ProForexBrokers
Glossary term

Carry

Carry mengacu pada keuntungan dari selisih suku bunga antara dua mata uang dalam perdagangan forex. Ini timbul ketika seorang trader meminjam dana dalam mata uang dengan suku bunga rendah dan menginvestasikannya dalam mata uang dengan suku bunga tinggi, dengan mengambil selisihnya. Carry berbeda dari apresiasi mata uang—Anda mendapat untung baik nilai tukar bergerak maupun tetap datar.

Cara Kerja Carry

Perdagangan carry bekerja melalui bunga yang Anda peroleh dari posisi mata uang asing. Ketika Anda memegang pasangan mata uang, broker Anda memegang mata uang dasar (mendapatkan bunga) dan membiayai posisi dalam mata uang kutipan (membayar bunga). Selisih bunga bersih antara kedua mata uang ini adalah carry. Misalnya, jika satu mata uang menghasilkan 5% dan yang lainnya 2%, Anda mengumpulkan sekitar 3% per tahun dari posisi Anda.

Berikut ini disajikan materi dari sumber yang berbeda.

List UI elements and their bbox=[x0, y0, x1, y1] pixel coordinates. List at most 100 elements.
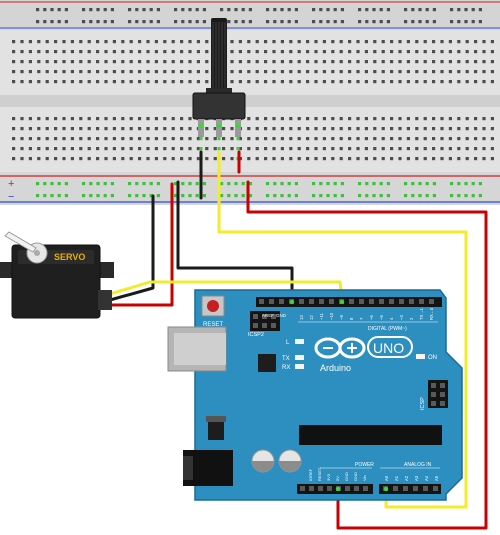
breadboard-hole bbox=[482, 50, 486, 54]
wire-rail-to-5v[interactable] bbox=[246, 180, 488, 530]
wire-servo-gnd[interactable] bbox=[108, 194, 155, 302]
rail-hole bbox=[312, 182, 316, 186]
header-pin[interactable] bbox=[299, 299, 304, 304]
digital-pin-label: ~11 bbox=[319, 313, 324, 320]
header-pin[interactable] bbox=[379, 299, 384, 304]
header-pin[interactable] bbox=[393, 486, 398, 491]
breadboard-hole bbox=[146, 50, 150, 54]
breadboard-hole bbox=[314, 50, 318, 54]
servo-horn-arm[interactable] bbox=[4, 231, 37, 253]
header-pin[interactable] bbox=[423, 486, 428, 491]
breadboard-hole bbox=[171, 147, 175, 151]
pot-pin-marker bbox=[198, 123, 204, 129]
header-pin[interactable] bbox=[354, 486, 359, 491]
header-pin[interactable] bbox=[269, 299, 274, 304]
breadboard-hole bbox=[79, 40, 83, 44]
breadboard-hole bbox=[398, 60, 402, 64]
rail-hole bbox=[280, 194, 284, 198]
header-pin[interactable] bbox=[389, 299, 394, 304]
header-pin[interactable] bbox=[309, 299, 314, 304]
breadboard-hole bbox=[146, 157, 150, 161]
logo-loop-right bbox=[338, 337, 366, 359]
breadboard-hole bbox=[255, 60, 259, 64]
breadboard-hole bbox=[398, 137, 402, 141]
wire-rail-to-gnd[interactable] bbox=[176, 180, 294, 302]
header-pin[interactable] bbox=[279, 299, 284, 304]
breadboard-hole bbox=[448, 70, 452, 74]
breadboard-hole bbox=[322, 50, 326, 54]
rail-hole bbox=[386, 8, 390, 12]
breadboard-hole bbox=[356, 40, 360, 44]
header-pin[interactable] bbox=[409, 299, 414, 304]
rail-hole bbox=[432, 20, 436, 24]
breadboard-hole bbox=[490, 40, 494, 44]
breadboard-hole bbox=[339, 127, 343, 131]
breadboard-hole bbox=[28, 50, 32, 54]
breadboard-hole bbox=[356, 60, 360, 64]
breadboard-hole bbox=[138, 127, 142, 131]
header-pin[interactable] bbox=[327, 486, 332, 491]
rail-hole bbox=[432, 182, 436, 186]
power-header bbox=[297, 484, 373, 494]
breadboard-hole bbox=[373, 137, 377, 141]
header-pin[interactable] bbox=[369, 299, 374, 304]
header-pin[interactable] bbox=[329, 299, 334, 304]
wire-servo-power[interactable] bbox=[108, 182, 174, 307]
breadboard-hole bbox=[331, 60, 335, 64]
pin-marker-a0 bbox=[383, 486, 389, 492]
breadboard-hole bbox=[87, 50, 91, 54]
header-pin bbox=[440, 401, 445, 406]
rail-hole bbox=[432, 8, 436, 12]
rail-hole bbox=[82, 194, 86, 198]
header-pin[interactable] bbox=[433, 486, 438, 491]
breadboard-hole bbox=[163, 127, 167, 131]
breadboard-hole bbox=[112, 60, 116, 64]
rail-hole bbox=[50, 194, 54, 198]
rail-hole bbox=[50, 8, 54, 12]
header-pin[interactable] bbox=[345, 486, 350, 491]
breadboard-hole bbox=[129, 127, 133, 131]
rail-hole bbox=[96, 182, 100, 186]
breadboard-hole bbox=[406, 157, 410, 161]
header-pin[interactable] bbox=[363, 486, 368, 491]
breadboard-hole bbox=[272, 157, 276, 161]
breadboard-hole bbox=[490, 117, 494, 121]
breadboard-hole bbox=[146, 147, 150, 151]
breadboard-hole bbox=[230, 40, 234, 44]
breadboard-hole bbox=[474, 60, 478, 64]
wire-pot-wiper-a0[interactable] bbox=[217, 150, 468, 509]
potentiometer[interactable] bbox=[192, 18, 246, 137]
header-pin[interactable] bbox=[349, 299, 354, 304]
header-pin[interactable] bbox=[300, 486, 305, 491]
breadboard-hole bbox=[12, 157, 16, 161]
breadboard-hole bbox=[171, 50, 175, 54]
header-pin[interactable] bbox=[319, 299, 324, 304]
header-pin[interactable] bbox=[429, 299, 434, 304]
breadboard-hole bbox=[255, 137, 259, 141]
connected-hole bbox=[236, 137, 240, 141]
breadboard-hole bbox=[45, 147, 49, 151]
servo-motor[interactable]: SERVO bbox=[0, 231, 114, 319]
breadboard-hole bbox=[272, 127, 276, 131]
usb-chip bbox=[258, 354, 276, 372]
breadboard-hole bbox=[247, 70, 251, 74]
breadboard-hole bbox=[154, 137, 158, 141]
digital-pin-label: ~10 bbox=[329, 312, 334, 320]
header-pin[interactable] bbox=[403, 486, 408, 491]
breadboard-hole bbox=[230, 50, 234, 54]
breadboard-hole bbox=[322, 117, 326, 121]
reset-button[interactable] bbox=[207, 300, 219, 312]
breadboard-hole bbox=[247, 137, 251, 141]
breadboard-hole bbox=[415, 50, 419, 54]
rail-hole bbox=[96, 8, 100, 12]
header-pin[interactable] bbox=[413, 486, 418, 491]
header-pin[interactable] bbox=[318, 486, 323, 491]
header-pin[interactable] bbox=[359, 299, 364, 304]
rail-hole bbox=[326, 8, 330, 12]
header-pin[interactable] bbox=[399, 299, 404, 304]
header-pin[interactable] bbox=[419, 299, 424, 304]
breadboard-hole bbox=[331, 80, 335, 84]
rail-hole bbox=[266, 8, 270, 12]
header-pin[interactable] bbox=[259, 299, 264, 304]
header-pin[interactable] bbox=[309, 486, 314, 491]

Periode Penahanan dan Jangka Waktu

Perdagangan carry dimaksudkan untuk dipegang selama berhari-hari, berminggu-minggu, atau berbulan-bulan—tidak ditutup dalam sehari. Semakin lama Anda menahan, semakin banyak carry yang Anda kumpulkan. Strategi ini menarik bagi trader yang menginginkan pengembalian di luar pergerakan harga dan bersedia menahan posisi melalui fluktuasi kecil. Berbeda dengan scalping atau day trading, carry menghargai kesabaran.

Risiko dalam Perdagangan Carry

Perdagangan carry tidak bebas risiko. Pergerakan nilai tukar yang tiba-tiba dapat menghilangkan pendapatan carry selama berbulan-bulan atau bertahun-tahun dalam satu perdagangan. Bank sentral juga dapat mengubah suku bunga secara tak terduga, menghilangkan keuntungan carry. Beberapa pasangan mata uang kekurangan likuiditas yang cukup, sehingga sulit untuk masuk atau keluar dari posisi besar. Penggunaan leverage memperbesar keuntungan dan kerugian, mengubah pergerakan pasar kecil menjadi dampak akun yang signifikan.

Mengelola Posisi Carry

Carry yang tersedia pada pasangan mata uang mana pun berubah seiring siklus suku bunga. Selama periode kenaikan suku bunga dalam mata uang dengan imbal hasil tinggi, carry menarik lebih banyak trader dan bisa menjadi ramai. Keramaian ini terkadang mendahului pembalikan tajam. Selalu ukur carry terhadap risiko volatilitas dan pantau pengumuman kebijakan bank sentral dengan cermat.